MAS Passengers Have Always Been Allowed To Bring Their Own Food

MAS Passengers Have Always Been Allowed To Bring Their Own Food

Earlier this week, Malaysia Airlines (MAS) made headlines for all the wrong reasons. It was ridiculed by Malaysians for its current policy allowing customers to bring their own food into flights.

The controversial policy is directly caused by the recent end of MAS’ partnership with its long-standing catering provider, Brahim’s Food Services (BFS).

Passengers have always been allowed to bring own food

However, Malaysia Aviation Group (MAG) managing director, Datuk Captain Izham Ismail, has stated that the media misinterpreted the Frequently Asked Questions (FAQs) page,

MAG is the parent company of MAS.

“Passengers have always been allowed to bring food anyway before this, except for certain food items (such as self-heating meals and foods that exude a strong smell). It is not because of the transition.” said Izham.

He said this in a special address towards reporters of selected media, where he also answered questions about the direction of MAS going forward.
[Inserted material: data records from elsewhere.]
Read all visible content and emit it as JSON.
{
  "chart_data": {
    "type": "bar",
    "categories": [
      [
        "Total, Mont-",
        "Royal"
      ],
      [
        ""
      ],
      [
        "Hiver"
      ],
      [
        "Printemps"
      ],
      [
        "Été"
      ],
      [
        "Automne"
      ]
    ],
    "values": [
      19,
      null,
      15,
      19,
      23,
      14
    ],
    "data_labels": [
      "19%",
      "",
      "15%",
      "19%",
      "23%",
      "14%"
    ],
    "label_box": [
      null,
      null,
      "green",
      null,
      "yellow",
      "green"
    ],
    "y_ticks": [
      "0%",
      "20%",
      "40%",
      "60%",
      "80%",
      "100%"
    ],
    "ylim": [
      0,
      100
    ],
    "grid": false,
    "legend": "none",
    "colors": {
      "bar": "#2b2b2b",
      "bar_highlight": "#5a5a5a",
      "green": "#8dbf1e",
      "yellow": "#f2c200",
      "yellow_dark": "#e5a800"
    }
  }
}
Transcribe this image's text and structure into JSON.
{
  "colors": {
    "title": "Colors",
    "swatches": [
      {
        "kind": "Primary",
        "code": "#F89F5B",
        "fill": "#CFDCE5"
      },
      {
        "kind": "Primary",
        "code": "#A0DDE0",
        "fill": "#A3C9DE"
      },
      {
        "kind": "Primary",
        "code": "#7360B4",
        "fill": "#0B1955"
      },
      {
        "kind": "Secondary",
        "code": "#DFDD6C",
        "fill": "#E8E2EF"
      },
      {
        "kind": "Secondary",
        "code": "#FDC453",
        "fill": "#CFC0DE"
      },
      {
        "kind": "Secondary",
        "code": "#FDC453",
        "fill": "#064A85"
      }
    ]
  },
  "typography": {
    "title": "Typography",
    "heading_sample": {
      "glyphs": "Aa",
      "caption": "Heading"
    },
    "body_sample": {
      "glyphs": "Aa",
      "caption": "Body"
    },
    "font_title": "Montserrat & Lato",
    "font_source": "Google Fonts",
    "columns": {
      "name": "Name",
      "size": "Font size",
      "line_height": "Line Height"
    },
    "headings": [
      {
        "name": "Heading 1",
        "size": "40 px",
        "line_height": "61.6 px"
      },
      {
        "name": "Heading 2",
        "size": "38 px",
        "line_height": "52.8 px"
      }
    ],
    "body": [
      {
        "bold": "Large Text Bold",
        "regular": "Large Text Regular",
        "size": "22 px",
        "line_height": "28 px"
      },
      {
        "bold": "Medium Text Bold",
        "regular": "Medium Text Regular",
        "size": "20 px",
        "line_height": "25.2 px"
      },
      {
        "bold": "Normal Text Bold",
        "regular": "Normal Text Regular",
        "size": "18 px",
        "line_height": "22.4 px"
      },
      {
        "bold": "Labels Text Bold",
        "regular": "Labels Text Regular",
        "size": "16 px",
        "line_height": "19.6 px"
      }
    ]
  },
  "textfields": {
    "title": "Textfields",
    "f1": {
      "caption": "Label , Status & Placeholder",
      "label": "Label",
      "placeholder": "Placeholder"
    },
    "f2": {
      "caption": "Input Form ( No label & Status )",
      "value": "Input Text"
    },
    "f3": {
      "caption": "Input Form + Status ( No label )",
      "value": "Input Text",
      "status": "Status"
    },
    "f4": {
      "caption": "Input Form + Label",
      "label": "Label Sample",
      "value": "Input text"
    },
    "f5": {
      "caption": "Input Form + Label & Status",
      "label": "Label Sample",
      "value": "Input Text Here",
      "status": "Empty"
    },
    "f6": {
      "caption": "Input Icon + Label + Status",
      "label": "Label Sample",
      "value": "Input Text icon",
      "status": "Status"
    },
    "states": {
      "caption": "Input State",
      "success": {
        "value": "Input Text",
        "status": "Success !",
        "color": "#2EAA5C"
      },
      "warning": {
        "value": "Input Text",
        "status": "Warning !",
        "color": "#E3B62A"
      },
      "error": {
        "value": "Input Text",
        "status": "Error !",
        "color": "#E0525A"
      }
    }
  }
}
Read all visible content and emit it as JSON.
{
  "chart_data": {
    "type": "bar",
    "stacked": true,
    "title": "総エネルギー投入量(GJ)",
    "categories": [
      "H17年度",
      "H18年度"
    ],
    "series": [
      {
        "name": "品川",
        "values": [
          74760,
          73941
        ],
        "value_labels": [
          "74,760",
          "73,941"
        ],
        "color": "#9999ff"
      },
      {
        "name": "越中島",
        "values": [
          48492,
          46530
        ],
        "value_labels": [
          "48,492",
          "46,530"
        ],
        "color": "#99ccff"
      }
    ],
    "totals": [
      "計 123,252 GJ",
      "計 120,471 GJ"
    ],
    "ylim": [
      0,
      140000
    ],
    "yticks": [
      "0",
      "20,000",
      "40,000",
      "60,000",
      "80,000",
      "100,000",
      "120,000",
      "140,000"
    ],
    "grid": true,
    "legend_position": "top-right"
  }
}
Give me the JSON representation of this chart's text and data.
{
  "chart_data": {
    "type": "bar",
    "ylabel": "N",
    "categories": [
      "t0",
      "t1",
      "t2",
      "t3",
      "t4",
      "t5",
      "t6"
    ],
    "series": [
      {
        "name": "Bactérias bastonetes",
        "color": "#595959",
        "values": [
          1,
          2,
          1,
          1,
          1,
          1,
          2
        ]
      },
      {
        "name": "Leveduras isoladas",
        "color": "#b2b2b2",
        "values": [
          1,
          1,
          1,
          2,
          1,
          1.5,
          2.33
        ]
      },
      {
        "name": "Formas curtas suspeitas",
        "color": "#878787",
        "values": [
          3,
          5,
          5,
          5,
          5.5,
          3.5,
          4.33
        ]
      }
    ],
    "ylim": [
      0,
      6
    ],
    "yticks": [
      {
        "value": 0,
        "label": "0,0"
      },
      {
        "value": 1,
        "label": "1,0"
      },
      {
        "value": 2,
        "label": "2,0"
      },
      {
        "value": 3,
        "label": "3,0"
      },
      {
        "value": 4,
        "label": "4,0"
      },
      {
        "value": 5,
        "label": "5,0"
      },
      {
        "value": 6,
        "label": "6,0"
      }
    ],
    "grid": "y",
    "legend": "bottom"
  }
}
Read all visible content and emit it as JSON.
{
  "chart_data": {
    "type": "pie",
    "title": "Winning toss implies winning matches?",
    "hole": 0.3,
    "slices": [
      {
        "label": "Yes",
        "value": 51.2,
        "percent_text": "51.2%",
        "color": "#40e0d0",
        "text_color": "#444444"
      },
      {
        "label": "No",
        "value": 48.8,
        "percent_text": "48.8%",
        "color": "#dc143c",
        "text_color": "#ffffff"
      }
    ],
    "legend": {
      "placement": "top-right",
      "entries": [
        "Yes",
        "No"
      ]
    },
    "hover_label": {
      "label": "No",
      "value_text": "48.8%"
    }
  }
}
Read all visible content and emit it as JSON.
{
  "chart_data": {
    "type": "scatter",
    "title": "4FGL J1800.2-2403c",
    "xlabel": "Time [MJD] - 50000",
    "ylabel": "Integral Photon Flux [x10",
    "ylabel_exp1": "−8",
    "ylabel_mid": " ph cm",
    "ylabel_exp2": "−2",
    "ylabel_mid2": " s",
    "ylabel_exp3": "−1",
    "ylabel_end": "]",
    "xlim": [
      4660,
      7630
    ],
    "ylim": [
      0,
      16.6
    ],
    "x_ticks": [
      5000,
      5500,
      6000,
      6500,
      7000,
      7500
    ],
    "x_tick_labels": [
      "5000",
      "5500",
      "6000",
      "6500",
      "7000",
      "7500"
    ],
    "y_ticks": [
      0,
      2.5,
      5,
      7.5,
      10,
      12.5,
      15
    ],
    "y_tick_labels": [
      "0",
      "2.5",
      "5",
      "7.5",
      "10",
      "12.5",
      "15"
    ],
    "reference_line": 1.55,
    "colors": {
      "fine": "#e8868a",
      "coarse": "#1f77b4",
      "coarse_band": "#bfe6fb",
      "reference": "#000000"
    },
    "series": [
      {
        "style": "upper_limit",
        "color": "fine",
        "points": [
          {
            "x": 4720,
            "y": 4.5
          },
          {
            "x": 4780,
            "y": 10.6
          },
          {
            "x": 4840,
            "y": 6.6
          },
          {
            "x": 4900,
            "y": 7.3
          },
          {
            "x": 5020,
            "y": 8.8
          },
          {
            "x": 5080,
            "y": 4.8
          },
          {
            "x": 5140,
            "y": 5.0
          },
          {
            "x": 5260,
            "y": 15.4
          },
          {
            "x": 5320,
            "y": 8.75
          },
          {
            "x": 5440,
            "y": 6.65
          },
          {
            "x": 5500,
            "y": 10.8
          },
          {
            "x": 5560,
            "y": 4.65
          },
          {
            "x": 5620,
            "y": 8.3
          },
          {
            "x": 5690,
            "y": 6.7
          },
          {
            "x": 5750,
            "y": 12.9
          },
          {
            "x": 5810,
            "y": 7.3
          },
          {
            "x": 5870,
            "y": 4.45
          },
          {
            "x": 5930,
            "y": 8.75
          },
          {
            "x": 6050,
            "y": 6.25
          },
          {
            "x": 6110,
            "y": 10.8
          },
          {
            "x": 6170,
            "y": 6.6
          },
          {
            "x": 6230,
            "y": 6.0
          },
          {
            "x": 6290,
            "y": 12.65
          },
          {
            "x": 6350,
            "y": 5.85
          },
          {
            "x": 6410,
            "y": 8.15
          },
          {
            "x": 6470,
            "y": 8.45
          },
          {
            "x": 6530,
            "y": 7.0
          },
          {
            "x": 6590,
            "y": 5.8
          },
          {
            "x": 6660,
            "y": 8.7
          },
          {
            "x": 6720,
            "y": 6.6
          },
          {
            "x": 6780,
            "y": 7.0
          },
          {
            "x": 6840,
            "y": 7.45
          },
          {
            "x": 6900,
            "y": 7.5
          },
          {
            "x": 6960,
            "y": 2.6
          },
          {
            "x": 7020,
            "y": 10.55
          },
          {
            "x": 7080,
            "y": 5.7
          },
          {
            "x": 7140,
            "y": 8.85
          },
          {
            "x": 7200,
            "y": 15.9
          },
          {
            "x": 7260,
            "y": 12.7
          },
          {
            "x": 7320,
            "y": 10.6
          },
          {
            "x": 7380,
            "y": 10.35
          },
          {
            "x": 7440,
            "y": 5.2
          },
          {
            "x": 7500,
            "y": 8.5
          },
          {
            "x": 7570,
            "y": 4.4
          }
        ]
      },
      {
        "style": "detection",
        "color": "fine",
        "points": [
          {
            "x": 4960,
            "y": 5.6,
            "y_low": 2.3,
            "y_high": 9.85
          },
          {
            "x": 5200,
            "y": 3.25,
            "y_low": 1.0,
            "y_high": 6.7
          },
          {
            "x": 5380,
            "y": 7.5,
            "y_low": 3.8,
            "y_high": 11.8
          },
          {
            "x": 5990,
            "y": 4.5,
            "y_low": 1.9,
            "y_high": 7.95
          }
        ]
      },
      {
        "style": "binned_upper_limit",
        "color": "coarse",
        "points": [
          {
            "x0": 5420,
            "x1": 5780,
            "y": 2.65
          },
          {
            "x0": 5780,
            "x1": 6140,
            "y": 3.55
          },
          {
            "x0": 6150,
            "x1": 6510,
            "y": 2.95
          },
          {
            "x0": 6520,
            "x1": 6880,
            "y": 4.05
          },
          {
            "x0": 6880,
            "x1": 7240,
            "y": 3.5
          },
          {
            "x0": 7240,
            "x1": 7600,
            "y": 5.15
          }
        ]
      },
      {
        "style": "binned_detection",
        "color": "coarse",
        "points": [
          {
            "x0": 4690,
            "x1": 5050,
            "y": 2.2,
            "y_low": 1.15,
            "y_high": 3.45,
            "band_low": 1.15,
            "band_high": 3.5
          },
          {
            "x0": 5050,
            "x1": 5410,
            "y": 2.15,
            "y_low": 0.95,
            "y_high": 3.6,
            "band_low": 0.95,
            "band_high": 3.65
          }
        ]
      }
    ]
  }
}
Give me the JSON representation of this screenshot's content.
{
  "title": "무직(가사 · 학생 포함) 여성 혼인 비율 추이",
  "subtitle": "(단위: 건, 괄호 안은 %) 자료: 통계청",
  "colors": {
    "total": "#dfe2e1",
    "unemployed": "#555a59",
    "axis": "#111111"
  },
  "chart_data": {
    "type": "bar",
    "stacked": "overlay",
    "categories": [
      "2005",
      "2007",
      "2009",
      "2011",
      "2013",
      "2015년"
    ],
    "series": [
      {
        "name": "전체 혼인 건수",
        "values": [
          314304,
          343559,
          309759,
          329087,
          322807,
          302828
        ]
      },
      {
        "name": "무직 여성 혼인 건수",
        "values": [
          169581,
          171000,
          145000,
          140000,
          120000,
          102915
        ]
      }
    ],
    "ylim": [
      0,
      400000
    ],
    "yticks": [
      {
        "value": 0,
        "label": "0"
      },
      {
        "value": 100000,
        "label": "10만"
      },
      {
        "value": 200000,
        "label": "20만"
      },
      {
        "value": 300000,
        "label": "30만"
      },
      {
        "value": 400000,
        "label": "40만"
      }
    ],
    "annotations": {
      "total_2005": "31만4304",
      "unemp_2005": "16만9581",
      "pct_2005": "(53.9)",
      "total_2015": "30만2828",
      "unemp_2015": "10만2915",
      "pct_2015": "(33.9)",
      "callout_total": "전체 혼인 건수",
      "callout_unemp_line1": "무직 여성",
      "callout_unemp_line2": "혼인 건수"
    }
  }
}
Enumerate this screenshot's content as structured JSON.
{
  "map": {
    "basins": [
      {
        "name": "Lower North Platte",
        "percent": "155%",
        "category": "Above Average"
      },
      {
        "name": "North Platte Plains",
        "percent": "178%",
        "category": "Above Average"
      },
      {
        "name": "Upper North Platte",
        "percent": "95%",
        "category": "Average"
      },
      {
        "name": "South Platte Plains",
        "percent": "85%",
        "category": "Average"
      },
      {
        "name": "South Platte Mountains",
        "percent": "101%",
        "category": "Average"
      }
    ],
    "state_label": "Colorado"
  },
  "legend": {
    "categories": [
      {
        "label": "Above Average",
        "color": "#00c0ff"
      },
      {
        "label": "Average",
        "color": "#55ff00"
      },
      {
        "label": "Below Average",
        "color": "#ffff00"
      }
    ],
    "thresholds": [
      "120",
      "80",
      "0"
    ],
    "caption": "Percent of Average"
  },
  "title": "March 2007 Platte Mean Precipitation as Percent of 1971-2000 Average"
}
In the address, Izham stated that while this move might bring them short-term issues, it is a necessary move for the long run.

According to Izham, negotiation with BFS over the extension of their catering service started in November last year, but to no avail.

“We couldn’t come (to an agreement), knowing the fact that BFS has a monopoly in the local in-flight catering market,” Izham said.

Izham also added that the existing contract terms with BFS were lopsided.

“We are aware of what would happen [when we terminated the catering contract with BFS] and of the feedback from consumers and stakeholders, but if we don’t have the courage to take on legacy contracts, then why do you need me as a CEO?” he told reporters from selected media on Tuesday.

“So my team needs guts to implement change and change is never pretty. We hope consumers understand this phase that we are going through. It will not be forever, [but] a short duration of time. The timeline is the third week of September, we will start serving more hot meals again because we will have the equipment to upload the meals onboard the aircraft,” stressed Izham.

Legacy contract was lopsided

When asked if MAG’s management truly understood the ramifications of addressing this legacy contract, Izham said that they were looking at the big picture of the situation.

“Yes. [We went in with our] eyes wide open. Will customers see degradation of food services? Definitely, but we are looking at the bigger picture. If I were nervous about this and not worried about consumers and stakeholders, then I will continue to inherit this lopsided contract,” said Izham.

MAG is exploring its options

In the address, Izham also stated that MAG is exploring their options going forward, which includes buying out Brahim’s Holdings Bhd’s (BHB) 70% stake in BFS or build its own flight kitchen.

“No doubt we have other catering players like Pos Aviation Sdn Bhd, which has a smaller capacity. Knowing that fact, how do we move forward? Do we build our own catering outfit? Do we get other people from overseas to open catering centres here? Or do we buy over BHB’s stake in BFS? These are the options available to us, but before we get there, we have to go through this pain.